Teenage boys think there is nothing wrong with using alcohol and other tactics to pressure girls into having sex, a new study has found.
Researchers from Sheffield University presented 14 to 16-year-old boys and girls with different scenarios.
In a situation where a girl who was reluctant to have sex with her boyfriend, one boy suggested he could rape her if she continued to resist.
“It became clear that the participants were quite serious – seeming to try to differentiate between ‘just a bit of pressure’ and ‘proper rape’,” the researchers said.
The academics also interviewed girls, but found their responses to be more “sympathetic”.
“There were no instances where young females used violent or conquest-type language – yet this littered the male responses,” they said.

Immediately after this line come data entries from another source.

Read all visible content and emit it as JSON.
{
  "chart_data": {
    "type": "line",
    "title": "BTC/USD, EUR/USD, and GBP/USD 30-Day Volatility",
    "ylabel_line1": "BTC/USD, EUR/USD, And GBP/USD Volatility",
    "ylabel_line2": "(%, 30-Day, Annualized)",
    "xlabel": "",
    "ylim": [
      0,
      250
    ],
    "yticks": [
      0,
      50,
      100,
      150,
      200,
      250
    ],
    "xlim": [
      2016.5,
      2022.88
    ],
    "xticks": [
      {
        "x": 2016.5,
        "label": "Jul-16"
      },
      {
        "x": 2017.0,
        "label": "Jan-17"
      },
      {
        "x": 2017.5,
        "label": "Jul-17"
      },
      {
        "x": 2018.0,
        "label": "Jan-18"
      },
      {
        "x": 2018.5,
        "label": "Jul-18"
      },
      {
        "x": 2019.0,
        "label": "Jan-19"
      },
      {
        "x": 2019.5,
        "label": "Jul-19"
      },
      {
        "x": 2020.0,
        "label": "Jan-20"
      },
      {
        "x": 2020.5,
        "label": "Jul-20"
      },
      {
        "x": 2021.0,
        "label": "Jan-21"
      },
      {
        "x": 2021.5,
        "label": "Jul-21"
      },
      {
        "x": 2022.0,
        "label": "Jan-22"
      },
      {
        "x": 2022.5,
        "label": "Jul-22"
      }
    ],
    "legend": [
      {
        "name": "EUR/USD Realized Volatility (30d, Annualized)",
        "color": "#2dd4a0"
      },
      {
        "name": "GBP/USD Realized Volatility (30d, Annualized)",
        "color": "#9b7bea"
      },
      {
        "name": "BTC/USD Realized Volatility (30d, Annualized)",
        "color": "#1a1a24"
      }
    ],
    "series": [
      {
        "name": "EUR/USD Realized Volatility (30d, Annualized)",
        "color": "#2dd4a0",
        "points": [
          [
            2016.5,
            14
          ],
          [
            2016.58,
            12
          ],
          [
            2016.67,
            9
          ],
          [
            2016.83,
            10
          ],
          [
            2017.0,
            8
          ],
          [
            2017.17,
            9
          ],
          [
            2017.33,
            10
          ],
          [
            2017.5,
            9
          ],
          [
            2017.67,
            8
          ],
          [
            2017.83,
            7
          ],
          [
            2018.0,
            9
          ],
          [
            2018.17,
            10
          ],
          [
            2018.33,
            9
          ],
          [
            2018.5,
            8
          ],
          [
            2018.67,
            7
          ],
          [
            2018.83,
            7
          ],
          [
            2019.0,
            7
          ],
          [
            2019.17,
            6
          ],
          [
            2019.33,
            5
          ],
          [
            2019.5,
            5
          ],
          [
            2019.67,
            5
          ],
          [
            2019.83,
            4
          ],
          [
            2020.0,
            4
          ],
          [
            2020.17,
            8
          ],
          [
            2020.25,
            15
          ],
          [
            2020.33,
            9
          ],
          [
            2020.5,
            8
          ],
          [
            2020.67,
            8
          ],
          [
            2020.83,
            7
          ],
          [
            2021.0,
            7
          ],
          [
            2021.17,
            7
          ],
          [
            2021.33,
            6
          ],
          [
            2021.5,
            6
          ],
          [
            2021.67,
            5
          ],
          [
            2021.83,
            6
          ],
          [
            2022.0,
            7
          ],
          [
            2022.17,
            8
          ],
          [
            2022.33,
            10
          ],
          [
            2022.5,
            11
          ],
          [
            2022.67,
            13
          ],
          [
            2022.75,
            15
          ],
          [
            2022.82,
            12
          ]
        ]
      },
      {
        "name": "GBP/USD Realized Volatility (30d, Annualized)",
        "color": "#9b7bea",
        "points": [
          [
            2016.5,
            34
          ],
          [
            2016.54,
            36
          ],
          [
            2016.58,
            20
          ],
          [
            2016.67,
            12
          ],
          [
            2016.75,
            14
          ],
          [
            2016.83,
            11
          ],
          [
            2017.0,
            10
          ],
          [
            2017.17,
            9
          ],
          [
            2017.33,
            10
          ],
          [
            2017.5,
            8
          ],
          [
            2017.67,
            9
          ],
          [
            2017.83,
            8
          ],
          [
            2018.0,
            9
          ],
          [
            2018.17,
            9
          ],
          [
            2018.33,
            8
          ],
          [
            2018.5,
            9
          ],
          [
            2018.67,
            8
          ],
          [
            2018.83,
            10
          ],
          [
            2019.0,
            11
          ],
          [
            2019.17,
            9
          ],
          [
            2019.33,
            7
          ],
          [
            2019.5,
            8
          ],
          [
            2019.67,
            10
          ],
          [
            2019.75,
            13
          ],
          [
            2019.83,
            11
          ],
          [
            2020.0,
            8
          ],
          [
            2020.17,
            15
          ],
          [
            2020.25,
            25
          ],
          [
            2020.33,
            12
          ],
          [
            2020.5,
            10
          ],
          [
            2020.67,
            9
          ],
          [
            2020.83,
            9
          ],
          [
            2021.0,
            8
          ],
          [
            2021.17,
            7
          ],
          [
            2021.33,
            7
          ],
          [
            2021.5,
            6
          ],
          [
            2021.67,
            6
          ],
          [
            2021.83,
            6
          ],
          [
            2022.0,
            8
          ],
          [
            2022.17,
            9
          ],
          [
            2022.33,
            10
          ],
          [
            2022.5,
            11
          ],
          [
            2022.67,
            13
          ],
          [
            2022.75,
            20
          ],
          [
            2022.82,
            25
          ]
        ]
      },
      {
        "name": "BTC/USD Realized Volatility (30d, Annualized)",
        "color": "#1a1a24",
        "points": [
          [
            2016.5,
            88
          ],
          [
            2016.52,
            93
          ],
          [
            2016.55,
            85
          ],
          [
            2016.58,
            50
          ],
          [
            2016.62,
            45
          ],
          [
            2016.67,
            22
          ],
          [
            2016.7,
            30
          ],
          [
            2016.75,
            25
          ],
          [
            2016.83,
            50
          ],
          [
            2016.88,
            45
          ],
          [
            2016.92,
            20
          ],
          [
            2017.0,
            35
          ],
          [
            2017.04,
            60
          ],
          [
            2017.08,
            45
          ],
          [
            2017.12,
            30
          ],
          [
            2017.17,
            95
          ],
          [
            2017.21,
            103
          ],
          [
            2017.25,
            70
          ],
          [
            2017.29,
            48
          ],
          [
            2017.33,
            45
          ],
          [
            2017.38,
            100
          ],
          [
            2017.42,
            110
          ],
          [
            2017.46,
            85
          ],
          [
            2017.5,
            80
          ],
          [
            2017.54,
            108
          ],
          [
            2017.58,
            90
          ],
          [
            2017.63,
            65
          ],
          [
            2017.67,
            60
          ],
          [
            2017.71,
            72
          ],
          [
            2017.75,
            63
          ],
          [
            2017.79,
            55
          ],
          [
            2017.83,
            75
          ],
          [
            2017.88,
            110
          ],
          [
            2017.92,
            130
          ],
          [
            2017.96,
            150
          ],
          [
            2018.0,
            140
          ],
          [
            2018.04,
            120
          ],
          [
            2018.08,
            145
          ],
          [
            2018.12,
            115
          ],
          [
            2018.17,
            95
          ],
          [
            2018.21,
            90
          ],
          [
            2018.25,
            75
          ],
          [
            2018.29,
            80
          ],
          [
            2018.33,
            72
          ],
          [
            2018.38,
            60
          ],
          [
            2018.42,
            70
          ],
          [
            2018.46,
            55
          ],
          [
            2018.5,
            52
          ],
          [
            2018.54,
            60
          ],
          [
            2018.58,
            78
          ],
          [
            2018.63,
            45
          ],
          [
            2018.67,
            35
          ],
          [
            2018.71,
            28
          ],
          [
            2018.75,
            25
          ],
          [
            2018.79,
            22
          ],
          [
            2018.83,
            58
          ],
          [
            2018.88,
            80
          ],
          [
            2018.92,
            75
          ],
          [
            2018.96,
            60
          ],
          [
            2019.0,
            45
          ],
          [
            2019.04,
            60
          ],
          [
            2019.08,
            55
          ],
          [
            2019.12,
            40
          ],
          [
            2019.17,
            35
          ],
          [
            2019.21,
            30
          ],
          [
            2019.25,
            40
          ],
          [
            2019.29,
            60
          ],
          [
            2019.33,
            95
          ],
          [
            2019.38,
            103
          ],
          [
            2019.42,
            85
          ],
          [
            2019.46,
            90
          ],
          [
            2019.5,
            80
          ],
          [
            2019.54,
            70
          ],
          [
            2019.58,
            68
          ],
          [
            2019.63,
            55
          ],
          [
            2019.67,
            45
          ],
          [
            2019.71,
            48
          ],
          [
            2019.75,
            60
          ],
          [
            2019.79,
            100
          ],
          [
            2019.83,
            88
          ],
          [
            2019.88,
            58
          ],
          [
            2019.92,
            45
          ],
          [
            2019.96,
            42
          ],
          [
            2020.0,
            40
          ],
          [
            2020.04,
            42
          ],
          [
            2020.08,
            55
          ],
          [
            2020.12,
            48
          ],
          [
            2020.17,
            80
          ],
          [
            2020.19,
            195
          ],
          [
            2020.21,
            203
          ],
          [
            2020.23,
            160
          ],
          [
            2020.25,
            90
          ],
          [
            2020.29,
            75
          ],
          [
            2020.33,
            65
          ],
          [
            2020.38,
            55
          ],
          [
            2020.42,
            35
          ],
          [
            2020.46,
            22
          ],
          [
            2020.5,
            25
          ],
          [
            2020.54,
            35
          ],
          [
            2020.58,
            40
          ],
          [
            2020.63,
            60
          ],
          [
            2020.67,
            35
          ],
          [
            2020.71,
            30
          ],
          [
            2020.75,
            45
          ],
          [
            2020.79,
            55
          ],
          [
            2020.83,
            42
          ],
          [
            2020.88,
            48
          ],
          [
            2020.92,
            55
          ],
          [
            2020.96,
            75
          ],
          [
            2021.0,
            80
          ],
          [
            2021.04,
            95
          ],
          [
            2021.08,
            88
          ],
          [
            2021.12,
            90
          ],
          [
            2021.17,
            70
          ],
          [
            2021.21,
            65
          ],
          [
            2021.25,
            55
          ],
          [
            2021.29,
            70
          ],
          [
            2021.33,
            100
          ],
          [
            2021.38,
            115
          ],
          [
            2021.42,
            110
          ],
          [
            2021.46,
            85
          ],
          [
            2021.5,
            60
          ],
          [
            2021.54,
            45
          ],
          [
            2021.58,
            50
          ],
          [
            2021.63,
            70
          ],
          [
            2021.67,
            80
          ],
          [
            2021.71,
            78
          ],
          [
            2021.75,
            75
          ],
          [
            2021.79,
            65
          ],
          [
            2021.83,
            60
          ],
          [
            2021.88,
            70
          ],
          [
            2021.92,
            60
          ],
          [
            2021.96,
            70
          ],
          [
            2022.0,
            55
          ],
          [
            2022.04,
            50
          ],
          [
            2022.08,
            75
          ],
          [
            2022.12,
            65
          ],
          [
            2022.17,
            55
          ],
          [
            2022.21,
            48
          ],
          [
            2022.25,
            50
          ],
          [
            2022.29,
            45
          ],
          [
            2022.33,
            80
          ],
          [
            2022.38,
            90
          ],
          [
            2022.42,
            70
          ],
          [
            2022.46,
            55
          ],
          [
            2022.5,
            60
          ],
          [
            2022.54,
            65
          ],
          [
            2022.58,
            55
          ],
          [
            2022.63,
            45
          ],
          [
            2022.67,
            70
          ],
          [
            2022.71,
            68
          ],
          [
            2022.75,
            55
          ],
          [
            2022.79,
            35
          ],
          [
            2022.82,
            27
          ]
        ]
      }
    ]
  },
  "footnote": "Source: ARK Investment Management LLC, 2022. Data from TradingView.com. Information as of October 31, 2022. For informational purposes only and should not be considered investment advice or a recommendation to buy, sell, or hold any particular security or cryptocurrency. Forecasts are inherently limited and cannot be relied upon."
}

“This was particularly evident with the alarming manner in which rape was mentioned in two focus groups (with no evidence of disapproval from the other group participants) and also where young men discussed pressurising girls into sex.”
Some of the boys said that “using tactics like getting a girl drunk were acceptable”.
They recommended that boys need to be involved in “clear discussion about issues of consent and the withdrawal of consent within sexual encounters”.
The findings will bolster arguments against watering down the age of consent, which some view as a draconian measure that criminalises young people.
But the Home Office has said that adolescents under 18 commit a third of all sex offences, with many of their victims aged 16 or under.
Earlier this year, the Scottish Law Commission and the Children’s Commissioner in Scotland proposed that sex between 13 to 15-year-olds should not be an offence under the age of consent law.
MSPs rejected the suggestion, but are now considering whether or not the law should be watered down so that some sexual activity between 13 to 15-year-olds is permitted.
The Christian Institute warns that undermining the age of consent would strip young people of the important protections the law provides.